Similar observations could be done regarding insulin requirement that in the dropout group did not change neither after CSII initiation nor during follow-up or after discontinuing from using the pump. On the contrary, switching from MDI to CSII therapy usually involves a decrease in insulin requirement as noted by Colino et al. [10] and in our non-dropout group.

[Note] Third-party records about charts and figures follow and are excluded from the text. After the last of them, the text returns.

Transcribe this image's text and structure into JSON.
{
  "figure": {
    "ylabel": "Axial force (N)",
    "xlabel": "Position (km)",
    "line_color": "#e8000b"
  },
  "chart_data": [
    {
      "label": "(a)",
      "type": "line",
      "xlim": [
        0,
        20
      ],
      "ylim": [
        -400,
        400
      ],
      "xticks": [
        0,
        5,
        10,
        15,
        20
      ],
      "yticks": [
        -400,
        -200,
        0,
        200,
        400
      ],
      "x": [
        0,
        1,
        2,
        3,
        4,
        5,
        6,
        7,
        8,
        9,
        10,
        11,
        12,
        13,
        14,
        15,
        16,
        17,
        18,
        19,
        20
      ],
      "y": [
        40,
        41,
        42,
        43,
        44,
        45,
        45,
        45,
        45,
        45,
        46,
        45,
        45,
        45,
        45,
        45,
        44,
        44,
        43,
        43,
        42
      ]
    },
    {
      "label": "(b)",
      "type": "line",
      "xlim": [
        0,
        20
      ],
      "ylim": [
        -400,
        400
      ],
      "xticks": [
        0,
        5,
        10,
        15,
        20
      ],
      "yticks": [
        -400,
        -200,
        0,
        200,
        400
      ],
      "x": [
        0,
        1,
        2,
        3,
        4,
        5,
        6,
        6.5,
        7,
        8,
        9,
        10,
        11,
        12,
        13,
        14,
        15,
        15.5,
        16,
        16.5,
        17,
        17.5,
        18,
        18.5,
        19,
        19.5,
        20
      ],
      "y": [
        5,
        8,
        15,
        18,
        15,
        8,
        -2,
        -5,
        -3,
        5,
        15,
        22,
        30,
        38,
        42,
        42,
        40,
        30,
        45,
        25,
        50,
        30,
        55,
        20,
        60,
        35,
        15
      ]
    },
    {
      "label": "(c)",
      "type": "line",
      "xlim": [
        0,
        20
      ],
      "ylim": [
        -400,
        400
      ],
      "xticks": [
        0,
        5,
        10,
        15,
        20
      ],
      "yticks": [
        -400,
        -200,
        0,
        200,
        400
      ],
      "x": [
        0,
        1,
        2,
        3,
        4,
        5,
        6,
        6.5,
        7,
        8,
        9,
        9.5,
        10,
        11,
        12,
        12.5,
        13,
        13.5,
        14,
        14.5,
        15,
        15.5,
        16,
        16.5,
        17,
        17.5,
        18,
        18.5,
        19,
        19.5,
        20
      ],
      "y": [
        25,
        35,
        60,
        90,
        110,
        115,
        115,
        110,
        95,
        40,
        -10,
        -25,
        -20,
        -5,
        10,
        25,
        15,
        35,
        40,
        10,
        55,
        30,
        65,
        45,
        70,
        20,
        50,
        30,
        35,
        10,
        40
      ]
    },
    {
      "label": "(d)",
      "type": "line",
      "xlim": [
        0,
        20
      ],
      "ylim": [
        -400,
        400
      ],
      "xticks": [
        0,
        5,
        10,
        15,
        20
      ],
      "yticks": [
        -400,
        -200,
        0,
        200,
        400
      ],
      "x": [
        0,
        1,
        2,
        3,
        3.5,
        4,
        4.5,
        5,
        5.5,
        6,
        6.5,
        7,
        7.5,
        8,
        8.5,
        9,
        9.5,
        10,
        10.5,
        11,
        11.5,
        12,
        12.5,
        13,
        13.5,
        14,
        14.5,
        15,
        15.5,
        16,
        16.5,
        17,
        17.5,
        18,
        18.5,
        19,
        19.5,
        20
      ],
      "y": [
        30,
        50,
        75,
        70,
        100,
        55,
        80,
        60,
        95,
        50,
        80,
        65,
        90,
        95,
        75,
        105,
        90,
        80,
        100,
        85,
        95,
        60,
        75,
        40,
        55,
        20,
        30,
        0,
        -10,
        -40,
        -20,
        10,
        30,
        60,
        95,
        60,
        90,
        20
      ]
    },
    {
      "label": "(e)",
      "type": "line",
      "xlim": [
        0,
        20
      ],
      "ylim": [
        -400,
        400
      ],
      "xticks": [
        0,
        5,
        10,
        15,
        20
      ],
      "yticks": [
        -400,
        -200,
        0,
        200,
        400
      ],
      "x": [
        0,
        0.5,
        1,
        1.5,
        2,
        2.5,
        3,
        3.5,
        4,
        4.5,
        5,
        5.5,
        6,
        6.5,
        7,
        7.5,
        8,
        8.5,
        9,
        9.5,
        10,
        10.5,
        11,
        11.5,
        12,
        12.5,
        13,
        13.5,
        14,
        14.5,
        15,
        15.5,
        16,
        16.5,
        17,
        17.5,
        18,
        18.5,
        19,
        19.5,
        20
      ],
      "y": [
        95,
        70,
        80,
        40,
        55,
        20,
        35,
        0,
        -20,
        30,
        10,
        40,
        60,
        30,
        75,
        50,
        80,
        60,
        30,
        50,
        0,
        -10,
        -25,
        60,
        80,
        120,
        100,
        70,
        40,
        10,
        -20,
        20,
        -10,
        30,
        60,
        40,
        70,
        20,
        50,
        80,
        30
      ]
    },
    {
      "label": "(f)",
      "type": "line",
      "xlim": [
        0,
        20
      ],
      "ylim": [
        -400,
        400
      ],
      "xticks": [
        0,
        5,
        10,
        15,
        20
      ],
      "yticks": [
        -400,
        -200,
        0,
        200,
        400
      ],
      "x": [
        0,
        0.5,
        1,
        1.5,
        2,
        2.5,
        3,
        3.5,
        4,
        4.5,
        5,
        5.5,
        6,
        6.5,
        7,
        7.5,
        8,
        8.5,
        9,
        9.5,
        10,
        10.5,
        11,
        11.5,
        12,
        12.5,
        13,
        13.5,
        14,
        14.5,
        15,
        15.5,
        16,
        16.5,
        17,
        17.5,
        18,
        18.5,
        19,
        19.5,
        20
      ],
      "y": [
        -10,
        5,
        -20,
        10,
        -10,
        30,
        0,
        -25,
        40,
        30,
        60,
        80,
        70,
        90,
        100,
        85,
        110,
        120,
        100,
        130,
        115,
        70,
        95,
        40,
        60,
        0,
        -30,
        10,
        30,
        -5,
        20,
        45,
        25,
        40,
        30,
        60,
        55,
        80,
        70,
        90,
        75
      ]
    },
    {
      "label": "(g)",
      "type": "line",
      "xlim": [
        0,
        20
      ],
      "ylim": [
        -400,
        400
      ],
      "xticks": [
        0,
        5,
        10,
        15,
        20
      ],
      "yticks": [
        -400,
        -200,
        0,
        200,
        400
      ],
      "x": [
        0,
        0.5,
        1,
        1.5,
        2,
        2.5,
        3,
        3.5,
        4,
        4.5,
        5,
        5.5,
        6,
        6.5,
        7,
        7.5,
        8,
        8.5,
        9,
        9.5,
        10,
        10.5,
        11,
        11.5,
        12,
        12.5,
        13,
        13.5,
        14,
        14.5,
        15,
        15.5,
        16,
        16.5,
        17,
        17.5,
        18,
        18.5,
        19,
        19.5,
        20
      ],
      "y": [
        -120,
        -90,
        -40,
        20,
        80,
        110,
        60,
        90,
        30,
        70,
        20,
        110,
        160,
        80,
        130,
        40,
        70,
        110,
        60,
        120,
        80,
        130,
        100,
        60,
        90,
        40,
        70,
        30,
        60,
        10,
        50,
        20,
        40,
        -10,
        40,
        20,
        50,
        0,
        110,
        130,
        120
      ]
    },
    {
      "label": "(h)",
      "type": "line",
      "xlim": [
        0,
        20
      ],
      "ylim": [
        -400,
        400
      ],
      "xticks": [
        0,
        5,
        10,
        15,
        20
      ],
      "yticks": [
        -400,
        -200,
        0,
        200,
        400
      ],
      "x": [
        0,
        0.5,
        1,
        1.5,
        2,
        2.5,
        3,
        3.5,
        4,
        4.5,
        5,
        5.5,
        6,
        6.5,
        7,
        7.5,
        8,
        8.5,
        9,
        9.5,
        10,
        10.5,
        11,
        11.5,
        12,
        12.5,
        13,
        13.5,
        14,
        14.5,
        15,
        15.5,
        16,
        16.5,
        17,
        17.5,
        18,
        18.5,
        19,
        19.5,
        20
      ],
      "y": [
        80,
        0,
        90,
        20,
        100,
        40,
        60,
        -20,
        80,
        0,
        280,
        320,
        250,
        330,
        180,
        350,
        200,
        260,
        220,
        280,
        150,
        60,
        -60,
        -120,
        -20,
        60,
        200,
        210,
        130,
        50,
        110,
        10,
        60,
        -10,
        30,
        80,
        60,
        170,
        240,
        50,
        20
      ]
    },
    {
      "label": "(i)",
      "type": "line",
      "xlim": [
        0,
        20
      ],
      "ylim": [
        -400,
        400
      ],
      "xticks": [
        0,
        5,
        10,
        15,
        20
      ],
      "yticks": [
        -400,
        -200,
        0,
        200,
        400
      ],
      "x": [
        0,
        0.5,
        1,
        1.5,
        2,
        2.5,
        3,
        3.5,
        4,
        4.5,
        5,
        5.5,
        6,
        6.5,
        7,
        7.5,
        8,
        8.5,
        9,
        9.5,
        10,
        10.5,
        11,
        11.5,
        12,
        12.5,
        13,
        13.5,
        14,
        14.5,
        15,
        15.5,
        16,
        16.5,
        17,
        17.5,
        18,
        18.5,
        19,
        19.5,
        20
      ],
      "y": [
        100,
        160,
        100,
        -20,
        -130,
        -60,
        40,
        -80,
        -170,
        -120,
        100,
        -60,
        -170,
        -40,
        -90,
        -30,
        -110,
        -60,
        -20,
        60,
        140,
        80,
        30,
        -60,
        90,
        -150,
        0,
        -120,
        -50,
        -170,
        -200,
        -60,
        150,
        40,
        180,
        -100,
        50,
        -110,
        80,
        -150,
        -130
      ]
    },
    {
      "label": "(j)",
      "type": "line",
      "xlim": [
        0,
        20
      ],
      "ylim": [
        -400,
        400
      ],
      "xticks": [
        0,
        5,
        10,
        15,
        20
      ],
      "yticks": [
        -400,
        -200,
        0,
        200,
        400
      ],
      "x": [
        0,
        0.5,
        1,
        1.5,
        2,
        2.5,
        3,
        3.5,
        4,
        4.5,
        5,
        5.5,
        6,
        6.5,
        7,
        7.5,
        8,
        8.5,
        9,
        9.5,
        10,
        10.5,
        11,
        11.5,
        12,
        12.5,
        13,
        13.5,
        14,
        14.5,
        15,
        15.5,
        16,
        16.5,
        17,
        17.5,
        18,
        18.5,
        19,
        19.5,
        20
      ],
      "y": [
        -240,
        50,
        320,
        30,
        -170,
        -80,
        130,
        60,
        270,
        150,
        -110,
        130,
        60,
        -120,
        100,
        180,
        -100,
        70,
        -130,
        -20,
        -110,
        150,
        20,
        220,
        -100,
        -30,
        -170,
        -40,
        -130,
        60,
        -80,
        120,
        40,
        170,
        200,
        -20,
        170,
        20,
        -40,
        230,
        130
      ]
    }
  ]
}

Finally, we would like to highlight the limitations of the present study in order to guide future research on this topic. Indeed, while the large number of patients included likely makes the data valid, the retrospective review aspect is not ideal: several questions cannot be addressed by this study. In particular, it would be interesting to know who made the choice to start pump therapy in patients who continued pump versus those who did not, if there were differences in parental oversight of pump therapy between the 2 groups, or differences in adherence to various aspects of diabetes therapy, i.e., glucose testing, diet and carbohydrate counting, insulin administration, before and during pump therapy between those who continued or discontinued therapy. These areas will clearly need to be the focus of future study if we are to truly understand who is likely to discontinue pump therapy.

In conclusion, considering the reasons for pump therapy failure is an urgent matter, especially when the world Health Care economy is considered at a crisis level. Discussions with patients and families about the best therapy choices, and improving diabetes education resources, is an important tool for keeping costs down in the management of one of the most common chronic illnesses in the world.